Мне удалось каким-то образом в последнюю минуту выцарапать у Переса Олиндо приглашение на конференцию рабочей группы КИТЕС по африканским слонам, которая проходила в здании ООН в Найроби.
Своей целью рабочая группа объявила поиски новых путей контроля за торговлей слоновой костью. Участниками конференции были главным образом представители африканских стран — главных экспортеров кости и стран — главных ее импортеров: США, Гонконга, Германии, Китая, Японии. Также были представлены ассоциации крупных торговцев костью. Ну и несколько тщательно отобранных «борцов за охрану природы», отличающихся умеренными взглядами. Были представители от ВВФ, но ни одного полномочного представителя от групп, публично поддерживающих введение запрета на торговлю костью. (Я присутствовал, можно сказать, инкогнито: когда Олиндо сказал, что я представляю «Гринпис», я не стал его разубеждать.)
Когда зам. генерального секретаря секретариата КИТЕС Жак Бернэ посмотрел в мою сторону, я увидел, как он буквально раскрыл рот: он явно помнил меня по состоявшейся за несколько недель до этого встрече, где я открыто представлял интересы «Гринпис». В его глазах я был возмутителем спокойствия. К счастью, не все смотрели на меня в таком вот свете. Единственный человек, с которым я действительно хотел поговорить на этой встрече, вошел в зал вскоре после того, как вошел я. Это был Йан Паркер, эксперт по международной торговле костью, ярый противник введения запрета на торговлю ею и странным образом назначенный КИТЕС в качестве консультанта.

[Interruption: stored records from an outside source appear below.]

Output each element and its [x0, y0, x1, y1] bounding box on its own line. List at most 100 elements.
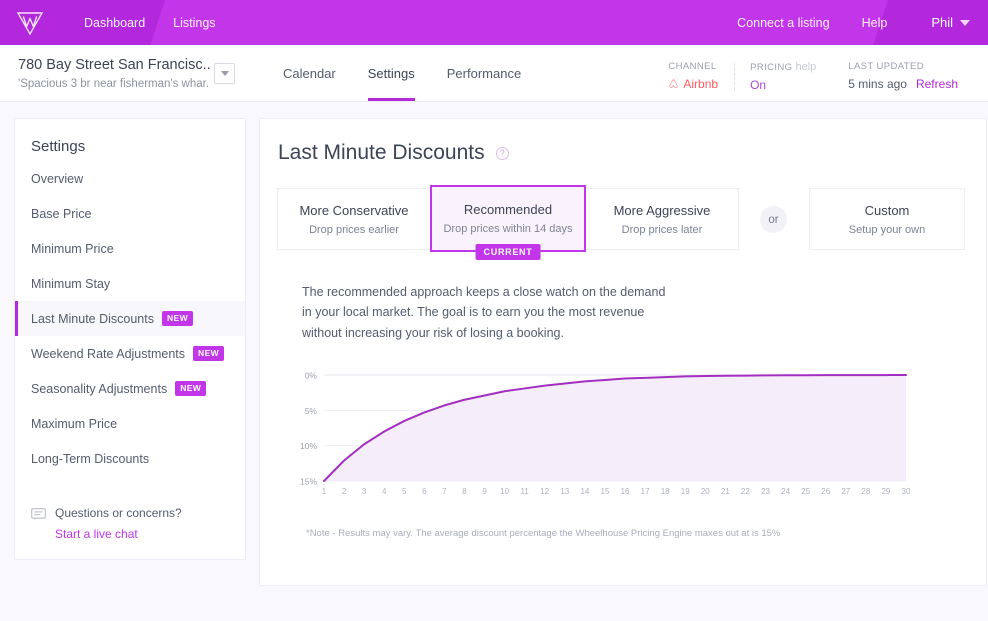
sidebar-item-label: Weekend Rate Adjustments: [31, 347, 185, 361]
listing-subtitle: 'Spacious 3 br near fisherman's whar...': [18, 78, 210, 90]
strategy-options-row: More Conservative Drop prices earlier Re…: [276, 188, 964, 252]
sidebar-item-label: Last Minute Discounts: [31, 312, 154, 326]
chart-x-tick-label: 13: [560, 487, 569, 496]
nav-link-help[interactable]: Help: [846, 10, 904, 36]
chart-x-tick-label: 25: [801, 487, 810, 496]
top-navigation-bar: Dashboard Listings Connect a listing Hel…: [0, 0, 988, 45]
nav-link-dashboard[interactable]: Dashboard: [70, 10, 159, 36]
sidebar-item-maximum-price[interactable]: Maximum Price: [15, 406, 245, 441]
chart-x-tick-label: 28: [861, 487, 870, 496]
tab-calendar[interactable]: Calendar: [267, 45, 352, 101]
sidebar-item-overview[interactable]: Overview: [15, 161, 245, 196]
sidebar-item-label: Long-Term Discounts: [31, 452, 149, 466]
chart-x-tick-label: 4: [382, 487, 387, 496]
pricing-label: PRICINGhelp: [750, 61, 816, 73]
sidebar-item-label: Minimum Stay: [31, 277, 110, 291]
chart-x-tick-label: 8: [462, 487, 467, 496]
page-title: Last Minute Discounts: [278, 141, 485, 165]
option-more-conservative[interactable]: More Conservative Drop prices earlier: [277, 188, 431, 250]
chart-x-tick-label: 24: [781, 487, 790, 496]
current-badge: CURRENT: [476, 244, 541, 260]
chart-x-tick-label: 2: [342, 487, 347, 496]
main-content-panel: Last Minute Discounts ? More Conservativ…: [259, 118, 987, 586]
chart-x-tick-label: 20: [701, 487, 710, 496]
chart-x-tick-label: 1: [322, 487, 327, 496]
support-question: Questions or concerns?: [55, 506, 182, 520]
secondary-nav-links: Connect a listing Help Phil: [721, 9, 988, 36]
nav-link-listings[interactable]: Listings: [159, 10, 229, 36]
sidebar-item-minimum-price[interactable]: Minimum Price: [15, 231, 245, 266]
chart-x-tick-label: 26: [821, 487, 830, 496]
chart-x-tick-label: 18: [661, 487, 670, 496]
chart-x-tick-label: 10: [500, 487, 509, 496]
chart-x-tick-label: 12: [540, 487, 549, 496]
user-menu[interactable]: Phil: [903, 9, 974, 36]
option-subtitle: Drop prices later: [622, 224, 703, 236]
option-subtitle: Drop prices within 14 days: [443, 223, 572, 235]
last-updated-value-row: 5 mins ago Refresh: [848, 77, 958, 91]
listing-subheader: 780 Bay Street San Francisc... 'Spacious…: [0, 45, 988, 102]
primary-nav-links: Dashboard Listings: [70, 10, 230, 36]
sidebar-item-weekend-rate-adjustments[interactable]: Weekend Rate Adjustments NEW: [15, 336, 245, 371]
chart-x-tick-label: 14: [580, 487, 589, 496]
option-recommended[interactable]: Recommended Drop prices within 14 days C…: [430, 185, 586, 252]
pricing-status: On: [750, 78, 766, 92]
sidebar-item-base-price[interactable]: Base Price: [15, 196, 245, 231]
option-custom[interactable]: Custom Setup your own: [809, 188, 965, 250]
last-updated-label: LAST UPDATED: [848, 61, 958, 72]
channel-label: CHANNEL: [668, 61, 718, 72]
chat-bubble-icon: [31, 508, 46, 541]
chart-x-tick-label: 3: [362, 487, 367, 496]
option-subtitle: Setup your own: [849, 224, 925, 236]
nav-link-connect-a-listing[interactable]: Connect a listing: [721, 10, 845, 36]
chart-x-tick-label: 7: [442, 487, 447, 496]
chart-y-tick-label: 10%: [300, 441, 317, 451]
sidebar-item-label: Seasonality Adjustments: [31, 382, 167, 396]
tab-settings[interactable]: Settings: [352, 45, 431, 101]
option-title: More Conservative: [299, 203, 408, 218]
start-live-chat-link[interactable]: Start a live chat: [55, 527, 182, 541]
chart-y-tick-label: 5%: [305, 406, 318, 416]
support-chat-block: Questions or concerns? Start a live chat: [15, 476, 245, 541]
chart-x-tick-label: 6: [422, 487, 427, 496]
pricing-meta: PRICINGhelp On: [734, 61, 832, 92]
sidebar-item-last-minute-discounts[interactable]: Last Minute Discounts NEW: [15, 301, 245, 336]
tab-performance[interactable]: Performance: [431, 45, 537, 101]
chart-area-fill: [324, 375, 906, 481]
wheelhouse-w-logo-icon[interactable]: [12, 7, 48, 39]
support-chat-text: Questions or concerns? Start a live chat: [55, 506, 182, 541]
sidebar-item-long-term-discounts[interactable]: Long-Term Discounts: [15, 441, 245, 476]
chart-x-tick-label: 29: [881, 487, 890, 496]
question-mark-circle-icon[interactable]: ?: [496, 147, 509, 160]
chart-footnote: *Note - Results may vary. The average di…: [276, 528, 964, 539]
listing-selector-dropdown[interactable]: [214, 63, 235, 84]
chart-x-tick-label: 5: [402, 487, 407, 496]
sidebar-item-seasonality-adjustments[interactable]: Seasonality Adjustments NEW: [15, 371, 245, 406]
pricing-help-link[interactable]: help: [795, 61, 816, 73]
chevron-down-icon: [221, 71, 229, 76]
sidebar-item-label: Minimum Price: [31, 242, 114, 256]
section-tabs: Calendar Settings Performance: [267, 45, 537, 101]
sidebar-item-label: Overview: [31, 172, 83, 186]
channel-value-row: Airbnb: [668, 77, 718, 91]
chart-x-tick-label: 23: [761, 487, 770, 496]
channel-value: Airbnb: [668, 77, 718, 91]
sidebar-item-minimum-stay[interactable]: Minimum Stay: [15, 266, 245, 301]
refresh-button[interactable]: Refresh: [916, 77, 958, 91]
chart-x-tick-label: 30: [902, 487, 910, 496]
chart-x-tick-label: 17: [641, 487, 650, 496]
chevron-down-icon: [960, 20, 970, 26]
option-subtitle: Drop prices earlier: [309, 224, 399, 236]
sidebar-heading: Settings: [15, 133, 245, 161]
header-meta-group: CHANNEL Airbnb PRICINGhelp On LAST UPDAT…: [652, 55, 974, 92]
discount-curve-chart: 0%5%10%15%123456789101112131415161718192…: [276, 365, 964, 510]
new-badge: NEW: [162, 311, 193, 325]
channel-name: Airbnb: [683, 77, 718, 91]
page-title-row: Last Minute Discounts ?: [276, 137, 964, 165]
chart-x-tick-label: 9: [482, 487, 487, 496]
chart-x-tick-label: 27: [841, 487, 850, 496]
chart-x-tick-label: 19: [681, 487, 690, 496]
chart-x-tick-label: 21: [721, 487, 730, 496]
option-more-aggressive[interactable]: More Aggressive Drop prices later: [585, 188, 739, 250]
or-separator: or: [760, 206, 787, 233]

На этом этапе я очень волновался, как бы не оттолкнуть Паркера. Прежде чем я раскрою свои карты, я собирался довести до него всю, какую возможно, информацию о нелегальной торговле костью. Ранее в том же году я имел с ним в Лондоне беседу по делам «Гринпис» и тщательно готовил почву для будущих встреч. Я целый день расшаркивался перед ним, стараясь вселиться в его доверие. Паркер был с виду невзрачен, но, тем не менее, ему нельзя было отказать в шарме. «Терпеть не могу этих защитничков природы», — весело сказал он мне при нашей первой встрече. Я попытался потрафить ему — все, что я высказывал, было достаточно умеренным и отнюдь не содержало вызова: я пытался внушить ему, что его мнение о «Гринпис» как о чем-то особенно радикальном было преувеличенным.